Seriously, it was great to be able to talk face to face with some of the personalities who have populated these pages over the last few months/years. Hopefullly we will do it again next year and maybe it will be even bigger & better. Maybe we can get the qdog out of his kennel and hopefully we will see Tarken again, this time hale and hearty without his hat.

For those who think the purpose of this thread is an investment forum, here are some short notes (possibly incoherent) from the meeting:

1) The overall tone of the meeting has evolved from past years. The previous meetings spent a lot of time educating shareholders about the basics of what each division produced and how it produced it. The current meeting was more mature and focused more on the prospects than the past or mechanics. Sort of like QCOM 403 as opposed to the earlier QCOM 101 class.

2)Omnitracs is becoming a logistics management company rather than just a communications company and moving further into helping their customers solve their own and their customers' logisitcs information problems.

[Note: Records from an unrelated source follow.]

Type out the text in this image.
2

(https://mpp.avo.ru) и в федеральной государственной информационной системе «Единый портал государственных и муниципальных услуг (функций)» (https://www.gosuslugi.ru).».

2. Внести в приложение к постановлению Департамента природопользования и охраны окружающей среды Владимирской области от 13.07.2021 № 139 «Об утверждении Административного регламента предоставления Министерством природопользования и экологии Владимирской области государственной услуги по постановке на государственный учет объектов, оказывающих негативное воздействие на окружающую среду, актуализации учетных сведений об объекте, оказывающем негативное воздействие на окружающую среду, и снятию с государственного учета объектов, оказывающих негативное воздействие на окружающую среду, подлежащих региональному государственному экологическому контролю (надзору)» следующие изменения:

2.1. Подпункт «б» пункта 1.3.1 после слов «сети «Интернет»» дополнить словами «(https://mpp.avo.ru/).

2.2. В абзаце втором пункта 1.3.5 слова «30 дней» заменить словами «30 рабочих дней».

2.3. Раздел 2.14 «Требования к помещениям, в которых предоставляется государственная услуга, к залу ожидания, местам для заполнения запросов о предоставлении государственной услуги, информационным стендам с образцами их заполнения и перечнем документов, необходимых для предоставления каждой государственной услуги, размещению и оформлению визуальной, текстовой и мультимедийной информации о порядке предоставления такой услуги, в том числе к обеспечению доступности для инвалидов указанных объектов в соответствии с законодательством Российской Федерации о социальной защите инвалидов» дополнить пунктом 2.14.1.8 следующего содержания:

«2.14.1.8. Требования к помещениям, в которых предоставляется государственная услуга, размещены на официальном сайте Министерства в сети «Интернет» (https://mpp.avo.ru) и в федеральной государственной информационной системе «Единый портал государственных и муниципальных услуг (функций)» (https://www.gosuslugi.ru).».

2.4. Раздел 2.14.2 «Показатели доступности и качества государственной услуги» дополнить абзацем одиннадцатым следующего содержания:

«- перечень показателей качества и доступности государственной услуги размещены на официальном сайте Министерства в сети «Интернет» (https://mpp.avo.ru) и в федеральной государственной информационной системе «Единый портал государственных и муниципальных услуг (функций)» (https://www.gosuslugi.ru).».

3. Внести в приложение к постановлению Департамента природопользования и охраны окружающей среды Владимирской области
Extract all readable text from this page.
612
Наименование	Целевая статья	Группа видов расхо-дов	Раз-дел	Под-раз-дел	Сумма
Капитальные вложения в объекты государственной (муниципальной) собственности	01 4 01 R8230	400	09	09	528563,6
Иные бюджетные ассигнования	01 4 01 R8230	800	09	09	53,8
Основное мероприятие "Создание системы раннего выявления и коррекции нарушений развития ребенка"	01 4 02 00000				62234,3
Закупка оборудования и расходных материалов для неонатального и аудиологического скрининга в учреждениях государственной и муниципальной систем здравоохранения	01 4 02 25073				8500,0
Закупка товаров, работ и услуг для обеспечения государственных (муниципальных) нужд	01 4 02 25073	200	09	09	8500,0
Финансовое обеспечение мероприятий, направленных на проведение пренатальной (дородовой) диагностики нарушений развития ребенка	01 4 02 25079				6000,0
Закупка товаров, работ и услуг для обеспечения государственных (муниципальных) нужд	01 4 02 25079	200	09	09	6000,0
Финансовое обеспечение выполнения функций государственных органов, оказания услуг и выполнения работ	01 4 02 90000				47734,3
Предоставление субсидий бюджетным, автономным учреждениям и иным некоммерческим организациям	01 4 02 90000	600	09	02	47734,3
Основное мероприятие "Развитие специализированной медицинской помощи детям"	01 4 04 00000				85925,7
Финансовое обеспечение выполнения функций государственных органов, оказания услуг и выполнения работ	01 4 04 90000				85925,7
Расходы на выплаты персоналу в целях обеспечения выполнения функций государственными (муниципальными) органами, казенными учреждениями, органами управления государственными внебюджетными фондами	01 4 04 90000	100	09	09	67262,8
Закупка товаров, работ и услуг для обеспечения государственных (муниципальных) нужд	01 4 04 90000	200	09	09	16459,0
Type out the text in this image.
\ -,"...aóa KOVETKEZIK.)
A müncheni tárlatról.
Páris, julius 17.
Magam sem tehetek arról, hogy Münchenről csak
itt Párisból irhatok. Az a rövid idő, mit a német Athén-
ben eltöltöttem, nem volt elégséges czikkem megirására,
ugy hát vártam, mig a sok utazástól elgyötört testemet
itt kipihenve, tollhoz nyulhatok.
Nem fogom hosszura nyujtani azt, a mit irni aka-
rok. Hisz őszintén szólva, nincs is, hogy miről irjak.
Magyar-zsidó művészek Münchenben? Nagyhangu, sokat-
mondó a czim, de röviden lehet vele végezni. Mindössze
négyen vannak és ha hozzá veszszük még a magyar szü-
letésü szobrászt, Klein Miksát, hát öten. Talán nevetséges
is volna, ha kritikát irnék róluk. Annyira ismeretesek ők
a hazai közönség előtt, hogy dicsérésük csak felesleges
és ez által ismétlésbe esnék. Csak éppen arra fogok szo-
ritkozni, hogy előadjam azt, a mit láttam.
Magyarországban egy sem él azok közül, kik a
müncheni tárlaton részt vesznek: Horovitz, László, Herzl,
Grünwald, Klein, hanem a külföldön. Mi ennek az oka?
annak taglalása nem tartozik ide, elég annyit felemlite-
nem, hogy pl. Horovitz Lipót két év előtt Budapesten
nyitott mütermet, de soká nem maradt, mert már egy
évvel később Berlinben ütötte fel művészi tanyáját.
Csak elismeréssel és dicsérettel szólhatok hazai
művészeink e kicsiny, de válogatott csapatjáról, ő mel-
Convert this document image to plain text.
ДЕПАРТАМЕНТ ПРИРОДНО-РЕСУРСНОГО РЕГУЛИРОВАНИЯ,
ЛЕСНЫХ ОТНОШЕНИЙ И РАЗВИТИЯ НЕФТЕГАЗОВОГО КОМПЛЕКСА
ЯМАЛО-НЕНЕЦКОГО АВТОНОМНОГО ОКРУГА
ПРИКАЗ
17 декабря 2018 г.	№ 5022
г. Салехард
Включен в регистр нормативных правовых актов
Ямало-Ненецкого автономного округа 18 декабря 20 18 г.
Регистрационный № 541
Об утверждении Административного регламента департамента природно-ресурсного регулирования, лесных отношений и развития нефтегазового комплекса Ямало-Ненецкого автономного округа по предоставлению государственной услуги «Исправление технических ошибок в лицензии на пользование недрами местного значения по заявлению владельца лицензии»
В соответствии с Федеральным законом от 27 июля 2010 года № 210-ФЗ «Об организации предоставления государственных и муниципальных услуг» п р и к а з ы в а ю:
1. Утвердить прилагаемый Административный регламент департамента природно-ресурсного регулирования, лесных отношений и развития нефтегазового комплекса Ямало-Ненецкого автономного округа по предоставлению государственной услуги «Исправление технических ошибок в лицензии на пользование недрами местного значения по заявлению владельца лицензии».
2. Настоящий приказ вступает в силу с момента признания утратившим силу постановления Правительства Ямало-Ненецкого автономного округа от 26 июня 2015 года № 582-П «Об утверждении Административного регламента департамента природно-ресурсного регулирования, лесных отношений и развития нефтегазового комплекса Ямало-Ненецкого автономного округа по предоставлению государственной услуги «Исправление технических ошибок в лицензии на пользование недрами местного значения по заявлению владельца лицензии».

3)CDMA -- My previous post about the number of patents that QCOM has was wrong. They actually have 127 cdma patents with 361 pending. They have applied for &or were issued 140 patents in 1997. The patents are not bandwidth constrained and are applicable to WCDMA. They are currently in talks (with whom was not specified) regarding the new ETSI standard.

The vision is of 675 million new wireless users over the next 5 years (not all cdma). The reality is that the minutes of use grows faster than the number of subscribers, hence the need for spectrally efficient service to provide the huge number of erlangs that will be needed, ergo cdma will be the system of choice for many providers.

The vision for the next iteration in 1999 is to double the cdma capacity and raise the data rate to 64+kbps and the packet data rate to 1.25mbps.

4)ASICS-- The develpment of the MSM chip which is the essence of cdma will continue. It will be smaller, more powerful and use less electricity theus conserving battery life. The goal of this division is to keep the qcom chips far enough ahead so that it is not worthwhile for other companies to develop their own.

Enough babble for now. The upshot is that the fun has just begun. In a short while the Korean stumble will just be a bump in the road to success.